NFA, DFA und POSIX
(Auszug aus "Reguläre Ausdrücke" von Jeffrey E. F. Friedl)
Der »längste früheste Treffer«
Fassen wir noch einmal das Verhalten eines DFA zusammen: Wenn das Getriebe einen DFA auf einen bestimmten Punkt im String ansetzt, findet dieser den von da aus längstmöglichen Treffer, und damit hat es sich. Weil dies von den möglichen Treffern der längste und auch derjenige ist, der am weitesten links beginnt, sprechen wir vom »längsten frühesten Treffer«.
Wirklich der längste Treffer
Was der längste Treffer ist, betrifft nicht nur die Alternation. Betrachten wir, wie ein NFA den regulären Ausdruck ˹motor(rad)?(radfahren)?˼ auf den String motorradfahren anwendet. Der NFA findet zunächst einen lokalen Treffer für ˹motor˼, dann passt das gierige ˹(rad)?˼, und damit bleibt nur noch übrig, den Ausdruck ˹(radfahren)?˼ mit fahren zu vergleichen. Das passt nicht, macht aber nichts, denn der Ausdruck ist optional, und schon sind wir am Ende der Regex. Der traditionelle NFA findet also motorradfahren und kümmert sich nicht um die gespeicherten Zustände (bei einem POSIX-NFA ist das anders, wie Sie bald sehen werden).
Ein DFA dagegen findet das längere motorradfahren. Ein NFA würde diesen Treffer auch finden, wenn das erste ˹(rad)?˼ irgendwie zurückgegeben würde. Dann käme das ˹(radfahren)?˼ zum Zuge. Ein traditioneller NFA tut das nicht, ein DFA schon, denn es ist der längste mögliche Treffer beim aktuellen Versuch. Der DFA kann das, weil er zu jedem Zeitpunkt die Übersicht über alle möglichen Treffer hat und so den längsten auswählen kann.
Ich habe dieses Beispiel gewählt, weil man darüber in einfachen Worten reden kann. Aber dieser Punkt spielt schon eine Rolle, auch in der Praxis. Eine häufige Situation ist zum Beispiel die, dass man bei einem Matching auch Fortsetzungszeilen erwischen will.
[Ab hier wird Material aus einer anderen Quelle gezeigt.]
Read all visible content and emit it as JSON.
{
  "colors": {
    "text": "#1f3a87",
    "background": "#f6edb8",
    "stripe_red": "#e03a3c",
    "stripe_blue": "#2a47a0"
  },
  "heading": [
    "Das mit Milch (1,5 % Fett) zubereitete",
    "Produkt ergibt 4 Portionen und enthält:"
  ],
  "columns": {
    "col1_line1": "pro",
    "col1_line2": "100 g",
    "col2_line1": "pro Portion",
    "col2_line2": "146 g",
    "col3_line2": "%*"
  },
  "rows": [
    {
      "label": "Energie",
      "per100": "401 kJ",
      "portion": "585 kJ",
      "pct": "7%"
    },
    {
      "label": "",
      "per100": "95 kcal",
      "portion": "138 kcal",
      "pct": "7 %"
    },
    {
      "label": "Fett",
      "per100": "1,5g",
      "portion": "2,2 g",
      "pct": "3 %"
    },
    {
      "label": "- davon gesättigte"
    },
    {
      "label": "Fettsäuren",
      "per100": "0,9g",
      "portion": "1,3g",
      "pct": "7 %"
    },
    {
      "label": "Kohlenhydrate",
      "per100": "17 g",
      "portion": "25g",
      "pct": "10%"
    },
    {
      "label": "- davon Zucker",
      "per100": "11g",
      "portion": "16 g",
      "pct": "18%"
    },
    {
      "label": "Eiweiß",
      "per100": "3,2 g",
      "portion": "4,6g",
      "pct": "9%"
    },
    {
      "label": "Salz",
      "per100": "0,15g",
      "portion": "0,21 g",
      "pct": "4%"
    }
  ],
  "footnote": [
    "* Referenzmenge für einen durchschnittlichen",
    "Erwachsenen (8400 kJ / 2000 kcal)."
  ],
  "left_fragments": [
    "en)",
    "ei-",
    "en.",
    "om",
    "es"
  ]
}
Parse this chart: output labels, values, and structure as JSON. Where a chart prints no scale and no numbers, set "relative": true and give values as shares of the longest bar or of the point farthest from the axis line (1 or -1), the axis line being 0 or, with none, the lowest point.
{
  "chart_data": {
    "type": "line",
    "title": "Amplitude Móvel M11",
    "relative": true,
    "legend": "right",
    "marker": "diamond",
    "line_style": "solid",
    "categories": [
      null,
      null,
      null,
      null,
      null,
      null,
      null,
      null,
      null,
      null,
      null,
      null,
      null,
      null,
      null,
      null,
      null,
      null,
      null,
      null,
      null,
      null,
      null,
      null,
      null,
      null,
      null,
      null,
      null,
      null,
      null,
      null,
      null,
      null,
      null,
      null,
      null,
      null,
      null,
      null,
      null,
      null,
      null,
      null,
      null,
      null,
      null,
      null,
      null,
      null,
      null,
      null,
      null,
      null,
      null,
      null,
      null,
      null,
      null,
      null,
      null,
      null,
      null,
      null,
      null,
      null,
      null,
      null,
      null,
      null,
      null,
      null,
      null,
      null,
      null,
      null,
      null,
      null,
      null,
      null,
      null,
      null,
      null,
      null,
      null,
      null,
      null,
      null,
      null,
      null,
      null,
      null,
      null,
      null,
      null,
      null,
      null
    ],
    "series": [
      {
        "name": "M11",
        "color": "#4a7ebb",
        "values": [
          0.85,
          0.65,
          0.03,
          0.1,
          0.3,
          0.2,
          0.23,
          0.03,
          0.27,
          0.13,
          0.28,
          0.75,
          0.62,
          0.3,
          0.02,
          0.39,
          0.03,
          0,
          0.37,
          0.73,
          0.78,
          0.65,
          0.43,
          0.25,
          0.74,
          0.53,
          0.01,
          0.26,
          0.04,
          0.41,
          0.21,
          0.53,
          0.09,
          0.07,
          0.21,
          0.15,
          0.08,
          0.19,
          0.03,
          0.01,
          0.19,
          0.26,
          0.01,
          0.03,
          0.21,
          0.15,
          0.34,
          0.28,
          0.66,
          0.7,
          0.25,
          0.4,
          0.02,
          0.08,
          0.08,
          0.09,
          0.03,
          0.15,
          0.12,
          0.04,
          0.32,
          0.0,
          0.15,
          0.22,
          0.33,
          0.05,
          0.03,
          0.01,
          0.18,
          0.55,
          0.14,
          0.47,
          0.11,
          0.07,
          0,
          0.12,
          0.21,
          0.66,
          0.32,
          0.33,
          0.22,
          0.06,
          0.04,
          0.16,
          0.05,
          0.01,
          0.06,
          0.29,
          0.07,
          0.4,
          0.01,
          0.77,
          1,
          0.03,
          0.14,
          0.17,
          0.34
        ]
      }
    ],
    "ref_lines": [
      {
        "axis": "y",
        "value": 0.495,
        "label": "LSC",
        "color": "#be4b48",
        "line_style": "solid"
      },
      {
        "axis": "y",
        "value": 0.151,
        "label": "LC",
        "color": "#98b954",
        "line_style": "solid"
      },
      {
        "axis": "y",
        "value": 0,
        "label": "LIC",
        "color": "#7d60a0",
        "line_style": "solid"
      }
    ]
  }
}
Häufig ist es in Konfigurationsdateien und Ähnlichem erlaubt, eine einzige logische Zeile mit einem Backslash vor dem Newline auf weitere Zeilen zu verteilen, wie etwa in:
SRC=array.c builtin.c eval.c field.c gawkmisc.c io.c main.c \
missing.c msg.c node.c re.c version.c
Um eine einfache »var = wert«-Zeile zu finden, würde man wohl etwas wie ˹^\w+=.*˼ benutzen, aber das kümmert sich nicht um Fortsetzungszeilen (ich nehme für dieses Beispiel an, dass der Punkt nicht auf das Newline passt). Damit dies auch mit Fortsetzungszeilen funktioniert, könnte man ein ˹(\\\n.*)*˼ an die Regex anhängen. Wir erhalten so ˹^\w+=.*(\\\n.*)*˼. Das soll offenbar auf jede weitere Zeile passen, sofern diese auf ein Newline mit Backslash davor folgt. Das sieht vernünftig aus, wird aber mit einem traditionellen NFA nicht funktionieren. Wenn das erste ˹.*˼ das erste Zeilenende erreicht, ist es schon über den Backslash hinaus, und keines von den neuen Elementen in der Regex erzwingt ein Backtracking (siehe unter Regel 2: Die normalen Quantoren sind gierig). Dagegen findet ein DFA tatsächlich den mehrzeiligen Treffer, und zwar ganz einfach deshalb, weil es der längstmögliche ist.
Wenn nicht-gierige Quantoren unterstützt werden, könnte man versuchen, diese hier einzusetzen, zum Beispiel wie in ˹^\w+=.*?(\\\n.*?)*˼. So wird auf Backslash und Newline getestet, bevor der Punkt überhaupt irgendwelche Zeichen erkannt hat. So könnte der Unterausdruck ˹\\˼ tatsächlich noch passen. Leider funktioniert auch das nicht. Ein nicht-gieriger Quantor passt nur auf etwas Optionales, wenn er dazu gezwungen wird. Aber in diesem Fall sind alle Elemente nach dem ˹=˼ optional, es gibt gar nichts, was dem nicht-gierigen Stern irgendetwas aufzwingen würde. Die gesamte Regex mit den nicht-gierigen Quantoren erkennt nur gerade ›SRC=‹, und das ist sicher nicht die Lösung.
Man kann diesem Problem mit anderen Methoden beikommen; wir werden dieses Beispiel unter Regex-Methoden aus der Praxis wieder antreffen (siehe unter Einige kleine Beispiele).